|Slot Car Racing|
Electronic hobbyists and enthusiasts usually loves to build and play with toy cars. If you are one of them, here is a circuit which is designed specifically to control the Slot cars. The “Slot cars” use a slot in the track and a pin under the car to help guide them around the track. They usually come with two cars. This Slot car controller circuit was designed for two users and allows them to adjust the speed to the maximum without the cars flying off the track when going around the curves. The “boost” button allows for maximum acceleration and power down the straight-a-ways.

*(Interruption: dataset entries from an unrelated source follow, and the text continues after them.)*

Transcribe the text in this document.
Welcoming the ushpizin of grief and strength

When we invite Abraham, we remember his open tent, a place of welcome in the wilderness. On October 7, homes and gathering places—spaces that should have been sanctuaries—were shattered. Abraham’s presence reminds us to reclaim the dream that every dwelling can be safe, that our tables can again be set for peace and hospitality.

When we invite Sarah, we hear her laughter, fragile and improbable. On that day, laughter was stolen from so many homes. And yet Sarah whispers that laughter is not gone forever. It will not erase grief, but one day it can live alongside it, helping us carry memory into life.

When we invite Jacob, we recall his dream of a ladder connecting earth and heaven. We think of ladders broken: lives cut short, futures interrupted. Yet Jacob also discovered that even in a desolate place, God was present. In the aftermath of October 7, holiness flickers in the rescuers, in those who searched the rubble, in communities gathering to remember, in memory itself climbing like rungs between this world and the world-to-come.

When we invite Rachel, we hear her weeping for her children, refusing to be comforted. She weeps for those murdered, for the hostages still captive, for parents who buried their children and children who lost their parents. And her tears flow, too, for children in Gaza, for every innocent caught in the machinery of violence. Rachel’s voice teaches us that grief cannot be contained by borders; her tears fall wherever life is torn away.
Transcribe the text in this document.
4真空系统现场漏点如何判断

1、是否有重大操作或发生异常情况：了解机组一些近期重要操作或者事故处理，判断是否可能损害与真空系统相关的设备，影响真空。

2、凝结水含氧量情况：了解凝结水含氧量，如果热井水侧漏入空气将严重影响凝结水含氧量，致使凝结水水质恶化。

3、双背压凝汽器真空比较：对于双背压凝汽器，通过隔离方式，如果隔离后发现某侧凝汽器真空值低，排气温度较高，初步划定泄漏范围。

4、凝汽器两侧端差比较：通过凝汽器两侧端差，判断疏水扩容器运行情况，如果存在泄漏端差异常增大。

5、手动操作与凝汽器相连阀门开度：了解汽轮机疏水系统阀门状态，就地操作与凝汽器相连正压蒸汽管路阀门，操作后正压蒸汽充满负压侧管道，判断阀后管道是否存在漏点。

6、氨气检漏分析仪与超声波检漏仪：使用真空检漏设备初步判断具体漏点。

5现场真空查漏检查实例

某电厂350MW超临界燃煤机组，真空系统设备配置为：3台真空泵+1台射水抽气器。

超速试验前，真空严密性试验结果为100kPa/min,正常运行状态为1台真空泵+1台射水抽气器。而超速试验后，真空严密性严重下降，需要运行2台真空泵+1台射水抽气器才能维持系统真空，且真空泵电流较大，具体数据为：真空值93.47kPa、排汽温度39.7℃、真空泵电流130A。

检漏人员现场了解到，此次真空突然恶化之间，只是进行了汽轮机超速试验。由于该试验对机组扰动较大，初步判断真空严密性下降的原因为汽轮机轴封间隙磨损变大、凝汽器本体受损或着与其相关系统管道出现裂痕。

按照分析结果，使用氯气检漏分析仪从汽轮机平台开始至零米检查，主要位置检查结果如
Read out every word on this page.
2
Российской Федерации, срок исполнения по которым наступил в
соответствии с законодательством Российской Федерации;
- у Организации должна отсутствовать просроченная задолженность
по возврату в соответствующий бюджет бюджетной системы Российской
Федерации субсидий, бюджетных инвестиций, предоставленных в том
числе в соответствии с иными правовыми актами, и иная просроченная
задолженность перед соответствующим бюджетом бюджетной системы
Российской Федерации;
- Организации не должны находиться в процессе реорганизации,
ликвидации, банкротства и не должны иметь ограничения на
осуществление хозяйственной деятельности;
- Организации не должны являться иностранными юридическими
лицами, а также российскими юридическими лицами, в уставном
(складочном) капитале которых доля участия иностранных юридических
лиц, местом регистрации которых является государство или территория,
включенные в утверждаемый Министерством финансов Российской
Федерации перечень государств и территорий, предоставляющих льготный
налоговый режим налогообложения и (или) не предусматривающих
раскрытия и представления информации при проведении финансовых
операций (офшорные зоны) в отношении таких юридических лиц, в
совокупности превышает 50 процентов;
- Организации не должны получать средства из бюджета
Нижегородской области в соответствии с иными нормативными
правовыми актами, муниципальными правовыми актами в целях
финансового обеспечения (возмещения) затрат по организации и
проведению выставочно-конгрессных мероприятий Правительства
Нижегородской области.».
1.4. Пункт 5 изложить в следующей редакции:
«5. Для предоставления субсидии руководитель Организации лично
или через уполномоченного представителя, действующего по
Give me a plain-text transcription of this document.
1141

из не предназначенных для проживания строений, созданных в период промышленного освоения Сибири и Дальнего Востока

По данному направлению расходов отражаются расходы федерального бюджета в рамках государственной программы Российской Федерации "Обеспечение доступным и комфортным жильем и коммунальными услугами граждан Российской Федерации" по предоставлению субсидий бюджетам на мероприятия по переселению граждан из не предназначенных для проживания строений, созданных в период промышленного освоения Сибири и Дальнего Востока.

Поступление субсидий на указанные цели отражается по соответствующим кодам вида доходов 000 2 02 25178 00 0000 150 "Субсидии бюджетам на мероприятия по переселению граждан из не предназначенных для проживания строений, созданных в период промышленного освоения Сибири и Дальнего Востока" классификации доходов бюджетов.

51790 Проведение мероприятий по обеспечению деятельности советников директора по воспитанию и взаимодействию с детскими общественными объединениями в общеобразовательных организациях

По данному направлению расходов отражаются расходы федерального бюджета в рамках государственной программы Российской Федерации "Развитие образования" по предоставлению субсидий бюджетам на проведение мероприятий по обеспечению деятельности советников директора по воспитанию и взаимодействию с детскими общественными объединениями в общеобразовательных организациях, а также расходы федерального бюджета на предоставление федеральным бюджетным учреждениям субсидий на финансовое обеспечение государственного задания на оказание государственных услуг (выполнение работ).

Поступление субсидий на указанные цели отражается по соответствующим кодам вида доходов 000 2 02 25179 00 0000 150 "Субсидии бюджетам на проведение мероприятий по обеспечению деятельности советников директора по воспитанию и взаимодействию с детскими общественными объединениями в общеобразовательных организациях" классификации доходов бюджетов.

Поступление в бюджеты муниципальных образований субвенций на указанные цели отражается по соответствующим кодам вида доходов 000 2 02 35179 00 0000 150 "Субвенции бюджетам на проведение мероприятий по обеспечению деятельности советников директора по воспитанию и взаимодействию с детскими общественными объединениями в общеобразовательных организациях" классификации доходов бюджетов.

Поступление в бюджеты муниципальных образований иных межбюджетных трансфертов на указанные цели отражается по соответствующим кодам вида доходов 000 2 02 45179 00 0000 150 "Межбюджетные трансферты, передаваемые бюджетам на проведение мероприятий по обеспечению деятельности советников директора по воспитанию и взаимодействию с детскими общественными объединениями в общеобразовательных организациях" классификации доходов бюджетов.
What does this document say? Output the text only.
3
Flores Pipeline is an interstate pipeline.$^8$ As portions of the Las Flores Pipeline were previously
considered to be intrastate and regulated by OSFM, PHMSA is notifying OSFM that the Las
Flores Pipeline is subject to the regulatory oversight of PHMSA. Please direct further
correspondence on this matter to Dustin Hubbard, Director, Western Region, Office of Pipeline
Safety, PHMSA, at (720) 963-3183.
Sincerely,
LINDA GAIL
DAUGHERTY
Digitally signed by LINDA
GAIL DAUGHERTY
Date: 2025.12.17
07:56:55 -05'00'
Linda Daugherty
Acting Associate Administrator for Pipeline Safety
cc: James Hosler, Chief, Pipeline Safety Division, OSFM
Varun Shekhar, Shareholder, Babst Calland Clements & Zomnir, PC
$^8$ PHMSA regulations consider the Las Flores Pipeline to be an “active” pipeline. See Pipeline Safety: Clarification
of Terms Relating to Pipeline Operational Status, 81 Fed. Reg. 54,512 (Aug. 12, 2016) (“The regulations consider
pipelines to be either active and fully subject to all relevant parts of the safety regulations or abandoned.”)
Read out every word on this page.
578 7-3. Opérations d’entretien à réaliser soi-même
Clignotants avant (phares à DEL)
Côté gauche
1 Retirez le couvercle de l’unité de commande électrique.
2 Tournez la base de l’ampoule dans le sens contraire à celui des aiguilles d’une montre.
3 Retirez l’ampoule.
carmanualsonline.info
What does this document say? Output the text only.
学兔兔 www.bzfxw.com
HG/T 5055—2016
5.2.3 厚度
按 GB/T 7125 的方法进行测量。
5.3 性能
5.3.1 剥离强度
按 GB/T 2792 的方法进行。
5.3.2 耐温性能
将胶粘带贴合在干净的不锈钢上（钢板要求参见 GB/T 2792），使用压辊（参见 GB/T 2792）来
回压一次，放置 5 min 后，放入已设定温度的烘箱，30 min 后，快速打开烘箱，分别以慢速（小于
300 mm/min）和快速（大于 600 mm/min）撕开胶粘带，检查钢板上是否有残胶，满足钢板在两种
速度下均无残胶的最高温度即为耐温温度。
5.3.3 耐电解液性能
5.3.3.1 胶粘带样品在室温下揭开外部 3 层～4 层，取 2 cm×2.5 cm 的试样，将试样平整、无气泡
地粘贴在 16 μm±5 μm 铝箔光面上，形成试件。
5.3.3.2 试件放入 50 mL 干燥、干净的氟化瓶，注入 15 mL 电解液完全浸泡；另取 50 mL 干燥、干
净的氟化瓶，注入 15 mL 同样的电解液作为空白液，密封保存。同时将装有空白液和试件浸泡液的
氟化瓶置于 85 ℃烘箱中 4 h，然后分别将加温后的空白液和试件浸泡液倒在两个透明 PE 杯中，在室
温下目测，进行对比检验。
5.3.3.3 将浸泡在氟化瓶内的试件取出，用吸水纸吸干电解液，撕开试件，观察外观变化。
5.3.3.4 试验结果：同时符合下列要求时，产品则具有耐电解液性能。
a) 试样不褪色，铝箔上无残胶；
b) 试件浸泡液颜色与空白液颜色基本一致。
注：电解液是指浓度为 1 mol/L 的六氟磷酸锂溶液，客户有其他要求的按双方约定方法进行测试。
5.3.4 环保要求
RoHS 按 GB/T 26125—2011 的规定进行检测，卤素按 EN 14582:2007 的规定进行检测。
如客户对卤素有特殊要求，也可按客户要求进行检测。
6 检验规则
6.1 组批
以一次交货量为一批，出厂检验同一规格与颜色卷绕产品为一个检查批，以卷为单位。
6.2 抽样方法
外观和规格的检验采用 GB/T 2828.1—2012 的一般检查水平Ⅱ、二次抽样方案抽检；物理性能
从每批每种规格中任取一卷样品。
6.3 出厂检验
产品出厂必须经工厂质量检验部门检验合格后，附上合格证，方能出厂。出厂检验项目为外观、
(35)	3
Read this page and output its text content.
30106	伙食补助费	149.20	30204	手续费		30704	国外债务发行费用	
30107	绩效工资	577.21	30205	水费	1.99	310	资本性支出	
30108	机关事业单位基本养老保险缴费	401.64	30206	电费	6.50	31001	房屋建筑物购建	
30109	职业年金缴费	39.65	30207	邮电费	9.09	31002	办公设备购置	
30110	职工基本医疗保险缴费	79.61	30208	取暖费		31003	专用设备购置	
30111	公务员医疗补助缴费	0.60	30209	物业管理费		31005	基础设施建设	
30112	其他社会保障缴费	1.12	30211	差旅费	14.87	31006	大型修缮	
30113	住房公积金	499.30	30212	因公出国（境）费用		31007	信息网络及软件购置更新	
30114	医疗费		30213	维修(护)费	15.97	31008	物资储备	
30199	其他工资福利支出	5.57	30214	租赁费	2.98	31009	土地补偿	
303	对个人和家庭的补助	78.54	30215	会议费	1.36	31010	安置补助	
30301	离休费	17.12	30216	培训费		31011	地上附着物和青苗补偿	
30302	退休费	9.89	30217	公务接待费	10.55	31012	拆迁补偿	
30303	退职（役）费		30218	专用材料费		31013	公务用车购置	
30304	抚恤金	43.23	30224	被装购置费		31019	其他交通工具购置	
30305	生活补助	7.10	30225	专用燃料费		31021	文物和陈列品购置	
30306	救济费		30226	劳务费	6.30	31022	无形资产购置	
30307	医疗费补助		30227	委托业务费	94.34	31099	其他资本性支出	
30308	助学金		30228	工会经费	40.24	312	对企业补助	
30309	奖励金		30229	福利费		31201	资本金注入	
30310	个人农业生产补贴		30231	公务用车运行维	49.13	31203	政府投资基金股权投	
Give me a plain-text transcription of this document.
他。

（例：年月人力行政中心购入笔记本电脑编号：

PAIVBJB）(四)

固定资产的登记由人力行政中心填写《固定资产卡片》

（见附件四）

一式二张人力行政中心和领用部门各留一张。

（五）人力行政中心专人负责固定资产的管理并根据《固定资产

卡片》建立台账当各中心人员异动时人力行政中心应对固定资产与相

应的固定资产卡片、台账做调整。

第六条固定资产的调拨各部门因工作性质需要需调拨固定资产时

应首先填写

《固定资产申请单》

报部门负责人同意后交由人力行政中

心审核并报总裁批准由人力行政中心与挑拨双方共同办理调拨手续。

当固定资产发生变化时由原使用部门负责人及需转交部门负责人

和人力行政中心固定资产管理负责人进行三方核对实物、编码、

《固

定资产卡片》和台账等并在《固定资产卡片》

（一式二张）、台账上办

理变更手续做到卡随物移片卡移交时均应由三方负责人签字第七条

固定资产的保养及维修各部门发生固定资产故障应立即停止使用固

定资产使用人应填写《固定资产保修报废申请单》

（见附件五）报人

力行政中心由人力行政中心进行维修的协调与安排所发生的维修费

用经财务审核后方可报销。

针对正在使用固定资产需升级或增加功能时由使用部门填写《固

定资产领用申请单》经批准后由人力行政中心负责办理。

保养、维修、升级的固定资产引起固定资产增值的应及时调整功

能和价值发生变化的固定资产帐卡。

WORKING OF SLOT CAR CONTROLLER CIRCUIT:
The above Race car speed control circuit consists of two separate units. Power Unit – This section provides the power for the entire circuit & Control Unit – This section controls the motor speed.
The power unit houses: switch S3(On/Off), F1 fuse, T1 12VAC-2A transformer, D1-4 diodes forms bridge rectifier and C1 filter cap. Q1, D5, D6, for channel “A” motor control. Q2, D7, D8 for channel B motor control and LED D9 is used to indicate the power. 2 – 3-pin headers CN1-3, CN4-6 used to connect the channel “A” and “B” controllers. I recommend using four wires (like in a ribbon cable) to connect each controller to the main power unit.
For purposes of this discussion, refer to channel “A” portion of the schematic. The circuit is intended to be used with any DC power supply from 9V to 30V. That is why the D6 gate clamping is used for higher voltages to protect the IRFZ48 MOSFET, (IRFZ44’s would also be a good choice). R11 in parallel with D6 makes sure that Q1 is turned OFF when the controller is not connected. D5 provides flyback protection for the MOSFET for the inductive motor load.
The heart of the circuit is the LM358 dual op-amp. U1A, R1, R3, form a V/2 divider for the oscillator reference divider network, R6, R7, R8, allows the duty cycle to work with any DC supply from 9V to 30V and provide the same 0 to 100% duty cycle over the full range of speed control pot, R7. U1A is used as a triangle wave oscillator. R2 provides positive feedback to the plus input of U1A (U1Ain+).
The amount of switching hysteresis is effectively determined by the resistance of R1//R3 and R2, When the output of U1A switches from low to high, the input of U1Ain+ switches above the input of U1Ain-. This makes the output of U1A remain high. C2 begins to charge through resister R5. When U1Ain- goes higher than U1Ain+, the output of U1A goes low. U1Ain+ is pulled below U1Ain- which makes the output of U1A remain low. C2 begins to discharge through R5. When U1Ain- goes below u1Ain+, the output of U1A again goes high. Thus U1A oscillates.
The junction of U1Ain-, R5, and C2 ramps up and down in a triangle shaped waveform. U1B compares the voltage at C2, R5 junction to a reference voltage provided by the divider network of R6, R8, and speed control R7. The values of R6 and R8 are chosen so that the voltage span across R7, is greater than the amplitude of the triangle wave at the junction of C2, R5. When the junction voltage is less than the reference, the output of U1B is high which turns ON Q1. When the junction voltage is greater than the reference, the output of U1B is low which turns OFF Q1. The V+ screw terminal will source the power to the motor and Power MOSFET’s will provide PWM ground for each channels.
As the reference voltage is changed, the duty cycle output of U1B goes from 0% to 100%. Resistor R9 and the turbo switch S1 provide a pull-up voltage to the reference which makes U1B output high and turns ON Q1, to provide a 100% duty cycle hard ON for the Turbo boost down the straight-a-ways.
- The Resistors R7 and R19 provides speed control for Channel A and B while Switch S1 and S2 is for activating turbo.
- The four screw terminals shown in the schematic could be reduced to three if the track has two of the common rails tied together. I provided four in case each track had it’s own individual (two) screw connectors
- This circuit also can be used for light dimming or any other type of PWM 0% to 100% control.